Key Questions Answered

  • BitTensor subnet economics: BitTensor distributes roughly $100M annually in TAO tokens to miners across 128 subnets, functioning like Bitcoin block rewards but directed at building real AI products. Subnets cost between $100K and $1M to register, with price fluctuating by demand. Investors can gain exposure by staking TAO to receive subnet-specific tokens, accessible via Coinbase, without going through traditional venture channels.
  • Ridges vibe-coding benchmark: Subnet 62, called Ridges, scores 73–88% on the SWE benchmark and 96.3% on the polyglot test, matching or exceeding Claude Code and Codex performance. It launches at $29/month, five to seven times cheaper than competitors. Ridges was built for approximately $10M in token emissions, while Cursor raised against a $29B valuation to reach comparable capability.
  • Crucible Labs allocation strategy: Ala Shaabana built Crucible Labs to automate TAO reward allocation across top-performing subnets, removing the need for active daily management. Users stake TAO inside the Crucible allocator, which distributes staking rewards proportionally to subnets based on performance metrics. This stake-and-forget model mirrors index investing but applied to decentralized AI infrastructure projects.
  • Targon private inference model: Subnet 4, Targon, provides industrial-grade private AI inference using trusted execution environments, meaning user prompts are never consumed for model retraining. Miners supply GPU compute under Targon's technical specifications and earn subnet tokens proportional to inference volume delivered. Investors include Shopify founder Toby Lutke and Ram Sriman, Google's first investor, signaling institutional validation of the subnet model.
  • OpenClaw arbitrage mining: Mark Jeffery built an OpenClaw agent that autonomously mines subnet 85 (VidIO), which uses AI to compress and upscale video at 50–90% lower cost than alternatives. The agent uses Hippias for storage at up to 4,000x discount and Targon for compute at roughly one-tenth market rate.
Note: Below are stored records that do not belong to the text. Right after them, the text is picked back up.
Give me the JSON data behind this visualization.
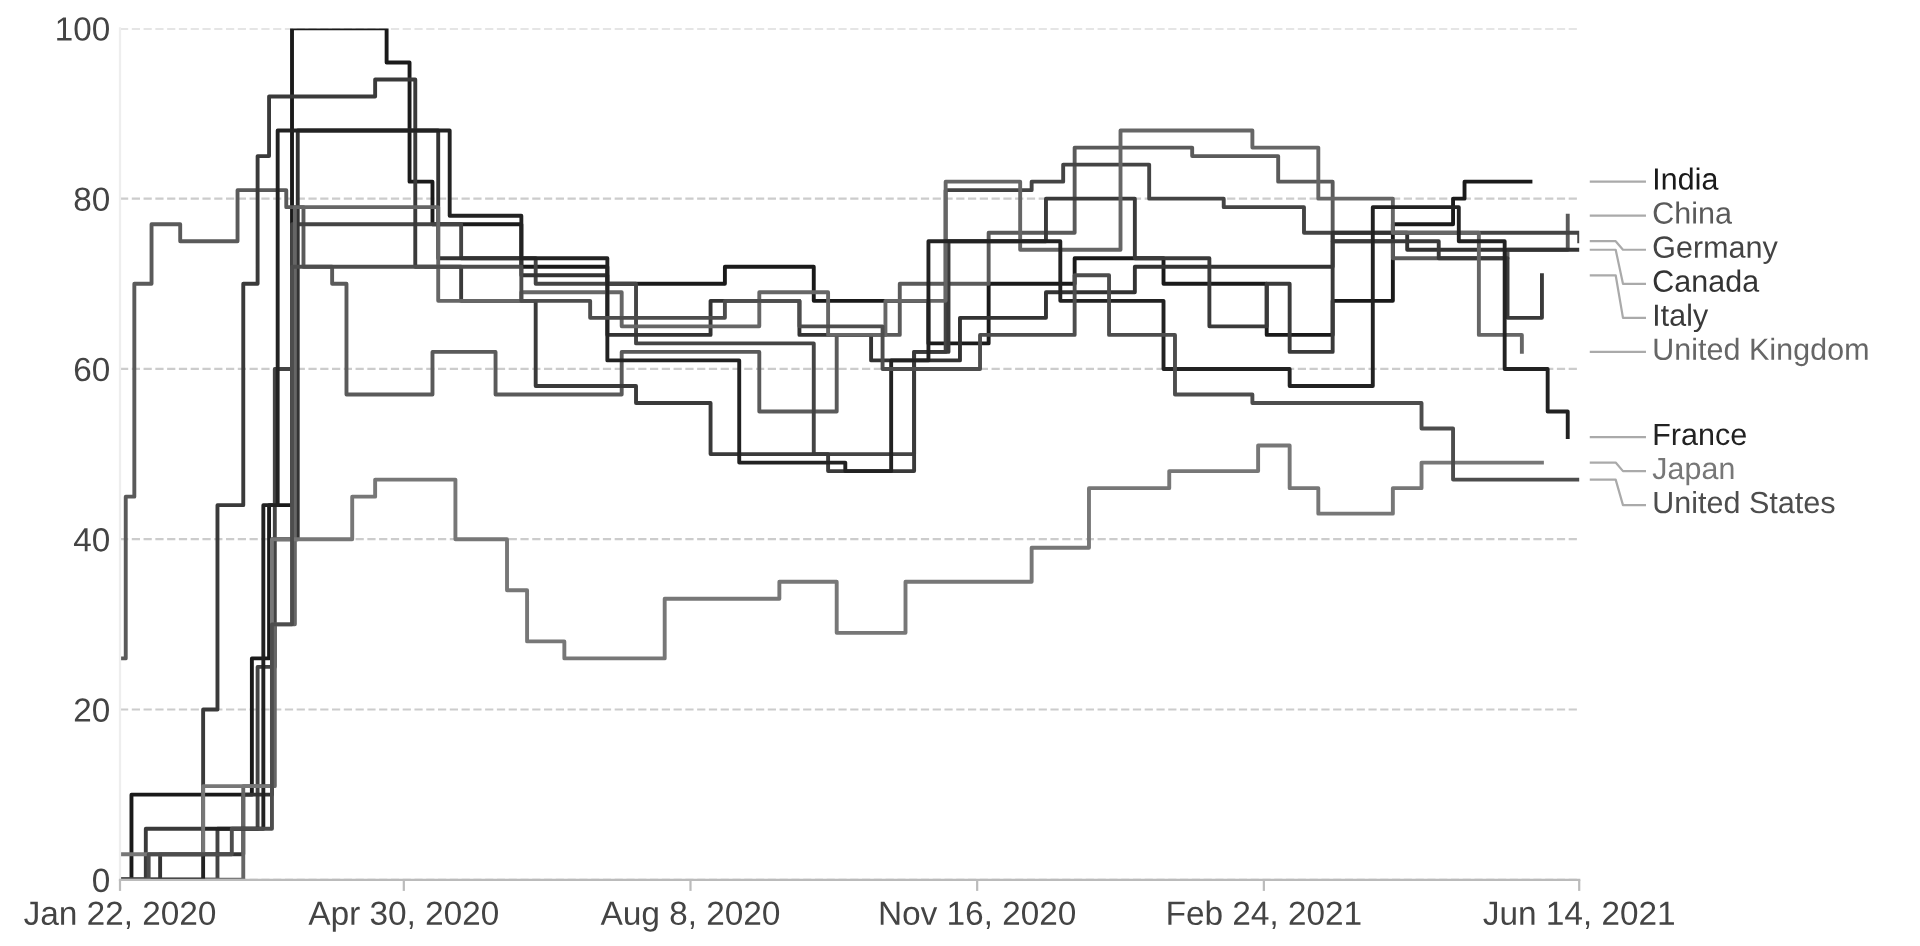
{
  "chart_data": {
    "type": "step",
    "ylim": [
      0,
      100
    ],
    "yticks": [
      0,
      20,
      40,
      60,
      80,
      100
    ],
    "xlim": [
      "2020-01-22",
      "2021-06-14"
    ],
    "xticks": [
      {
        "value": "2020-01-22",
        "label": "Jan 22, 2020"
      },
      {
        "value": "2020-04-30",
        "label": "Apr 30, 2020"
      },
      {
        "value": "2020-08-08",
        "label": "Aug 8, 2020"
      },
      {
        "value": "2020-11-16",
        "label": "Nov 16, 2020"
      },
      {
        "value": "2021-02-24",
        "label": "Feb 24, 2021"
      },
      {
        "value": "2021-06-14",
        "label": "Jun 14, 2021"
      }
    ],
    "grid": "y",
    "legend": "right",
    "line_style": "solid",
    "marker": "none",
    "series": [
      {
        "name": "India",
        "color": "#1a1a1a",
        "x": [
          "2020-01-22",
          "2020-01-26",
          "2020-03-01",
          "2020-03-08",
          "2020-03-14",
          "2020-03-22",
          "2020-04-24",
          "2020-05-02",
          "2020-05-10",
          "2020-06-10",
          "2020-07-10",
          "2020-08-20",
          "2020-09-20",
          "2020-10-30",
          "2020-11-20",
          "2020-12-20",
          "2021-01-20",
          "2021-02-25",
          "2021-03-20",
          "2021-04-10",
          "2021-05-01",
          "2021-05-05",
          "2021-05-28"
        ],
        "values": [
          0,
          10,
          10,
          26,
          44,
          100,
          96,
          82,
          77,
          72,
          70,
          72,
          68,
          63,
          70,
          73,
          70,
          64,
          68,
          77,
          80,
          82,
          82
        ]
      },
      {
        "name": "China",
        "color": "#5a5a5a",
        "x": [
          "2020-01-22",
          "2020-01-24",
          "2020-01-27",
          "2020-02-02",
          "2020-02-12",
          "2020-03-03",
          "2020-03-20",
          "2020-03-26",
          "2020-04-05",
          "2020-04-10",
          "2020-05-10",
          "2020-06-01",
          "2020-07-15",
          "2020-09-01",
          "2020-09-28",
          "2020-10-20",
          "2020-11-20",
          "2020-12-20",
          "2021-01-30",
          "2021-03-01",
          "2021-03-20",
          "2021-04-10",
          "2021-05-20",
          "2021-06-10"
        ],
        "values": [
          26,
          45,
          70,
          77,
          75,
          81,
          79,
          72,
          70,
          57,
          62,
          57,
          62,
          55,
          64,
          70,
          76,
          86,
          85,
          82,
          75,
          73,
          74,
          78
        ]
      },
      {
        "name": "Germany",
        "color": "#444444",
        "x": [
          "2020-01-22",
          "2020-02-25",
          "2020-03-10",
          "2020-03-16",
          "2020-03-22",
          "2020-05-10",
          "2020-05-20",
          "2020-06-15",
          "2020-07-20",
          "2020-08-20",
          "2020-09-20",
          "2020-10-25",
          "2020-11-05",
          "2020-12-05",
          "2020-12-16",
          "2021-01-15",
          "2021-02-10",
          "2021-03-10",
          "2021-04-05",
          "2021-05-01",
          "2021-06-14"
        ],
        "values": [
          0,
          6,
          25,
          60,
          77,
          77,
          73,
          70,
          63,
          63,
          50,
          62,
          81,
          82,
          84,
          80,
          79,
          76,
          76,
          76,
          75
        ]
      },
      {
        "name": "Canada",
        "color": "#333333",
        "x": [
          "2020-01-22",
          "2020-02-05",
          "2020-03-05",
          "2020-03-15",
          "2020-03-24",
          "2020-05-01",
          "2020-05-12",
          "2020-06-10",
          "2020-07-10",
          "2020-08-15",
          "2020-09-15",
          "2020-10-10",
          "2020-11-10",
          "2020-12-10",
          "2021-01-10",
          "2021-02-20",
          "2021-03-20",
          "2021-04-15",
          "2021-06-14"
        ],
        "values": [
          0,
          3,
          10,
          40,
          88,
          88,
          73,
          71,
          64,
          68,
          64,
          61,
          66,
          69,
          72,
          72,
          76,
          74,
          74
        ]
      },
      {
        "name": "Italy",
        "color": "#3a3a3a",
        "x": [
          "2020-01-22",
          "2020-01-31",
          "2020-02-20",
          "2020-02-25",
          "2020-03-05",
          "2020-03-10",
          "2020-03-14",
          "2020-04-20",
          "2020-05-04",
          "2020-05-20",
          "2020-06-15",
          "2020-07-20",
          "2020-08-15",
          "2020-09-25",
          "2020-10-25",
          "2020-11-06",
          "2020-12-10",
          "2021-01-10",
          "2021-02-05",
          "2021-02-25",
          "2021-03-05",
          "2021-03-20",
          "2021-04-26",
          "2021-05-20",
          "2021-06-01"
        ],
        "values": [
          0,
          6,
          20,
          44,
          70,
          85,
          92,
          94,
          72,
          68,
          58,
          56,
          50,
          48,
          62,
          75,
          80,
          73,
          65,
          70,
          62,
          75,
          73,
          66,
          71
        ]
      },
      {
        "name": "United Kingdom",
        "color": "#666666",
        "x": [
          "2020-01-22",
          "2020-03-05",
          "2020-03-16",
          "2020-03-23",
          "2020-04-20",
          "2020-05-12",
          "2020-06-10",
          "2020-07-15",
          "2020-09-01",
          "2020-09-25",
          "2020-10-15",
          "2020-11-05",
          "2020-12-01",
          "2021-01-05",
          "2021-02-20",
          "2021-03-15",
          "2021-04-10",
          "2021-05-10",
          "2021-05-25"
        ],
        "values": [
          0,
          11,
          30,
          79,
          79,
          68,
          69,
          65,
          69,
          64,
          68,
          82,
          74,
          88,
          86,
          80,
          76,
          64,
          62
        ]
      },
      {
        "name": "France",
        "color": "#222222",
        "x": [
          "2020-01-22",
          "2020-02-20",
          "2020-03-12",
          "2020-03-17",
          "2020-05-10",
          "2020-05-16",
          "2020-06-10",
          "2020-07-10",
          "2020-08-25",
          "2020-10-01",
          "2020-10-17",
          "2020-10-30",
          "2020-12-15",
          "2021-01-20",
          "2021-03-05",
          "2021-04-03",
          "2021-05-03",
          "2021-05-19",
          "2021-06-03",
          "2021-06-10"
        ],
        "values": [
          0,
          6,
          44,
          88,
          88,
          78,
          73,
          61,
          49,
          48,
          61,
          75,
          68,
          60,
          58,
          79,
          75,
          60,
          55,
          52
        ]
      },
      {
        "name": "Japan",
        "color": "#777777",
        "x": [
          "2020-01-22",
          "2020-02-20",
          "2020-03-15",
          "2020-04-12",
          "2020-04-20",
          "2020-05-18",
          "2020-06-05",
          "2020-06-12",
          "2020-06-25",
          "2020-07-30",
          "2020-09-08",
          "2020-09-28",
          "2020-10-22",
          "2020-12-05",
          "2020-12-25",
          "2021-01-22",
          "2021-02-22",
          "2021-03-05",
          "2021-03-15",
          "2021-04-10",
          "2021-04-20",
          "2021-06-01"
        ],
        "values": [
          3,
          11,
          40,
          45,
          47,
          40,
          34,
          28,
          26,
          33,
          35,
          29,
          35,
          39,
          46,
          48,
          51,
          46,
          43,
          46,
          49,
          49
        ]
      },
      {
        "name": "United States",
        "color": "#4d4d4d",
        "x": [
          "2020-01-22",
          "2020-02-01",
          "2020-03-01",
          "2020-03-15",
          "2020-03-22",
          "2020-05-10",
          "2020-06-10",
          "2020-07-04",
          "2020-08-20",
          "2020-09-15",
          "2020-10-14",
          "2020-11-17",
          "2020-12-20",
          "2021-01-01",
          "2021-01-24",
          "2021-02-20",
          "2021-03-20",
          "2021-04-20",
          "2021-05-01",
          "2021-06-14"
        ],
        "values": [
          0,
          3,
          6,
          30,
          72,
          72,
          68,
          66,
          68,
          65,
          60,
          64,
          71,
          64,
          57,
          56,
          56,
          53,
          47,
          47
        ]
      }
    ]
  }
}
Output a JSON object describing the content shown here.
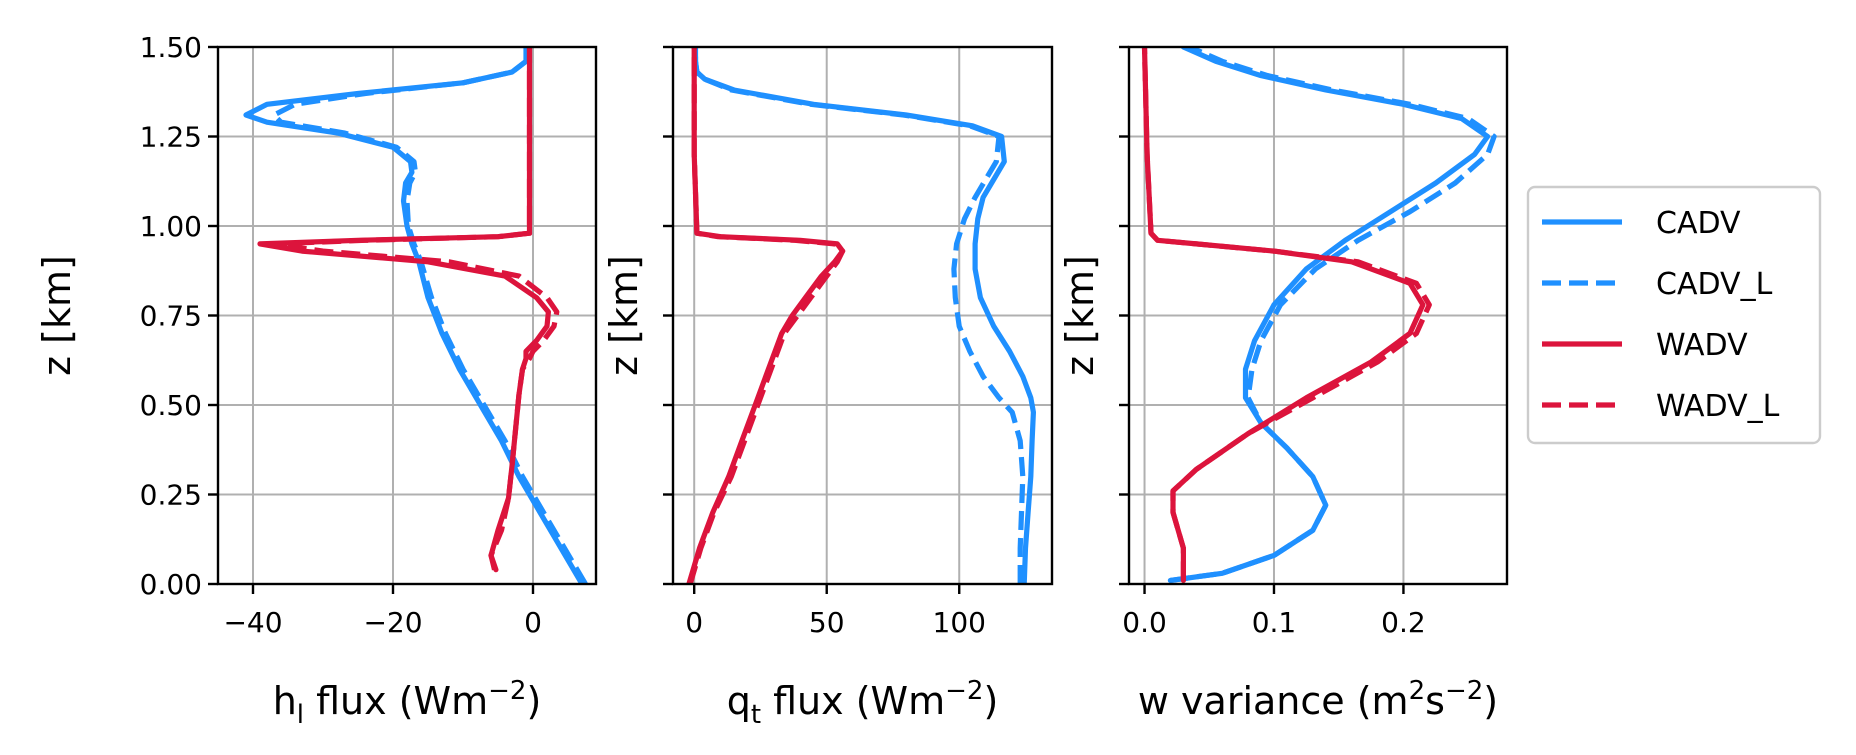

Current yield runs approximately $30/day against $10/day in costs, though competitive miners frequently displace new entrants within 48 hours.
  • Hippias tokenomics structure: Hippias, a decentralized storage subnet competing with Filecoin at 400–4,000x lower pricing, ties token value deterministically to product revenue. Miners must stake Hippias tokens to participate, creating continuous demand. This design eliminates the common crypto failure mode where a protocol's revenue grows while its token depreciates, making token performance structurally correlated with actual storage utilization and business growth.

Notable Moment

Mark Jeffery demonstrated that an OpenClaw agent can autonomously select which BitTensor subnet to mine, execute the mining process, and generate profit using other subnets' discounted infrastructure — effectively creating a self-funding AI agent that compounds returns across the BitTensor ecosystem without ongoing human input.